Assim, a exceção de caso julgado material pressupõe a repetição de uma causa já julgada (ou seja, repetição da apreciação da mesma relação material controvertida, a qual se verifica quando são idênticos, nas duas ações, os sujeitos, o pedido e a causa de pedir, nos previstos nos art. 580º e 581º do C.P.C.), enquanto que a exceção de caso julgado formal pressupõe a repetição da apreciação, no mesmo processo, de questão adjetiva/processual já analisada e resolvida.
E é nesta última sede que nos situamos, pelo que não há lugar à apreciação dos requisitos/limites da identidade de causas previstos nos arts 580º e 581º, que se reportam ao caso julgado material (cf. art. 619º do CPC).
Analisado o despacho de 23.01.2023 verifica-se que o mesmo incide sobre um pedido apresentado pelo AE (objeto de contraditório pelos ora apelantes) de autorização para que “as meações” (do insolvente e do herdeiro habilitado) referentes a esses imóveis decorra conjuntamente no processo de insolvência, com repartição do produto da venda pelos dois processos.

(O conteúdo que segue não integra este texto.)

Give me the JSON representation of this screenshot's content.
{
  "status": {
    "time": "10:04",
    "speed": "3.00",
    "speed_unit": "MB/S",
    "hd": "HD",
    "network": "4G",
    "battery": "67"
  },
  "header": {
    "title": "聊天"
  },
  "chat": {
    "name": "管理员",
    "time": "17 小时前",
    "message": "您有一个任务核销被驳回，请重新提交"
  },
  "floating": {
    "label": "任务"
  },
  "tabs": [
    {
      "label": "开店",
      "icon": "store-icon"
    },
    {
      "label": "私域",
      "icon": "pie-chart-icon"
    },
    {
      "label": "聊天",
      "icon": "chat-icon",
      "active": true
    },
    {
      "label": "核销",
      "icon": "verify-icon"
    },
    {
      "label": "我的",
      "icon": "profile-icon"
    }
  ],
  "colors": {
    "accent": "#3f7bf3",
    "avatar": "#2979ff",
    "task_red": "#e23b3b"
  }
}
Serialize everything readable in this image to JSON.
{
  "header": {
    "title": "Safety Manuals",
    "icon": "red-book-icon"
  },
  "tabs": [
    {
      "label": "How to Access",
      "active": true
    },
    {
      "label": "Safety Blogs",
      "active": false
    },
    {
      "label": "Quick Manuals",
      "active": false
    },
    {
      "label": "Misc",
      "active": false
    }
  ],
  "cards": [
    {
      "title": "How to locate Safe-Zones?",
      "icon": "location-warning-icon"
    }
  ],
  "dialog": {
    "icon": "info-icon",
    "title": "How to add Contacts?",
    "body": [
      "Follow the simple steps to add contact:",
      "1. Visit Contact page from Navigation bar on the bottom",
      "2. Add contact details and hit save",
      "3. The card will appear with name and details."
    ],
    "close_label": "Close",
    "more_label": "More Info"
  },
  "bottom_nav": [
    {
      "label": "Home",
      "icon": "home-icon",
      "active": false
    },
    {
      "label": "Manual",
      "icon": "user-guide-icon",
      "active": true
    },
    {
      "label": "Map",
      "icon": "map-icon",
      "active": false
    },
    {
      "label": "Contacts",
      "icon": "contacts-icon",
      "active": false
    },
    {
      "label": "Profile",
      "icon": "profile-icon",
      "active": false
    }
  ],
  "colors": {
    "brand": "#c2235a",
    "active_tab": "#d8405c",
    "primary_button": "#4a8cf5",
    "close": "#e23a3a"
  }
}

O que o AE funda no facto de no processo de insolvência ter sido apreendido o quinhão hereditário que o executado insolvente detém na herança de seus pais e de que fazem parte três imóveis penhorados na execução.
Ou seja, a questão processual em causa é a venda no processo de insolvência da totalidade dos referidos imóveis que foram penhorados no âmbito da execução, com repartição do processo do produto da venda pelos dois processos, o de execução e o de insolvência; questão que foi concretamente apreciada e provida pelo despacho de 11.01.2023, que, invocando o disposto no art. 743º nº2 do CPC, autorizou a venda da totalidade dos imóveis no âmbito do processo de insolvência, com repartição do produto da venda pelos dois processos, o de execução e o de insolvência.

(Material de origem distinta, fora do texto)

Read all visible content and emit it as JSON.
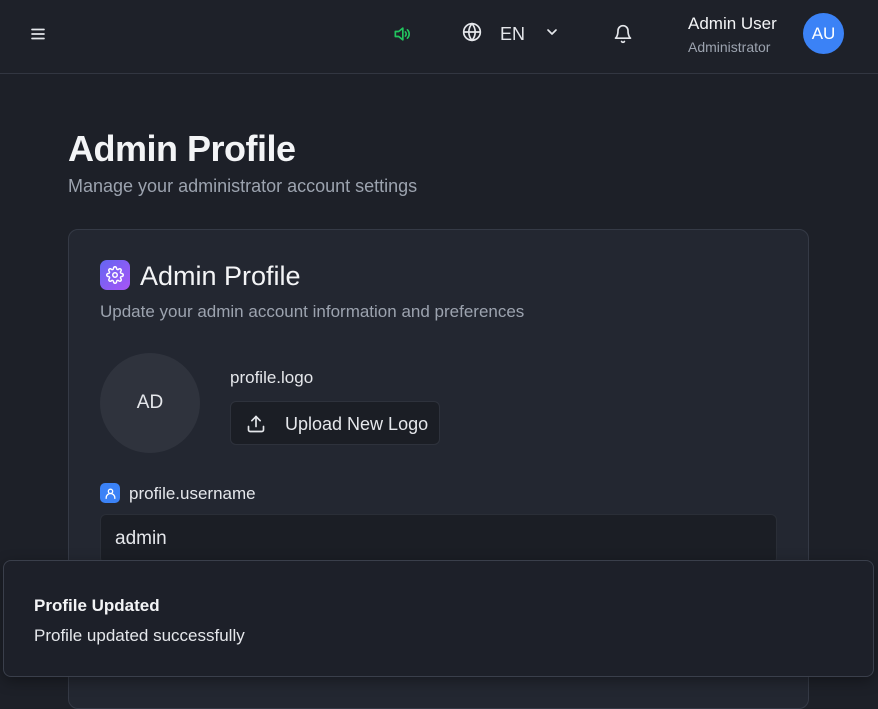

Note-se que não se trata de despacho previsto no art. 630º do CPC (despachos de mero expediente/despachos proferidos no uso legal de um poder discricionário/decisões de simplificação ou de agilização processual proferidas nos termos previstos nos termos previstos no n.º 1 do artigo 6.º/decisões proferidas sobre as nulidades previstas no n.º 1 do artigo 195.º/decisões de adequação formal proferidas nos termos previstos no artigo 547.º, salvo se contenderem com os princípios da igualdade ou do contraditório, com a aquisição processual de factos ou com a admissibilidade de meios probatórios), pelo que não se lhe aplica a exceção prevista no nº2 do art. 620º do CPC.
Portanto, transitando em julgado, formou tal despacho, quanto à questão sobre que incide e que apreciou em concreto (venda, no processo de insolvência, da totalidade dos referidos imóveis penhorados, com repartição do produto da venda entre o processo executivo e o processo de execução), caso julgado formal insuscetível de revogação no mesmo processo.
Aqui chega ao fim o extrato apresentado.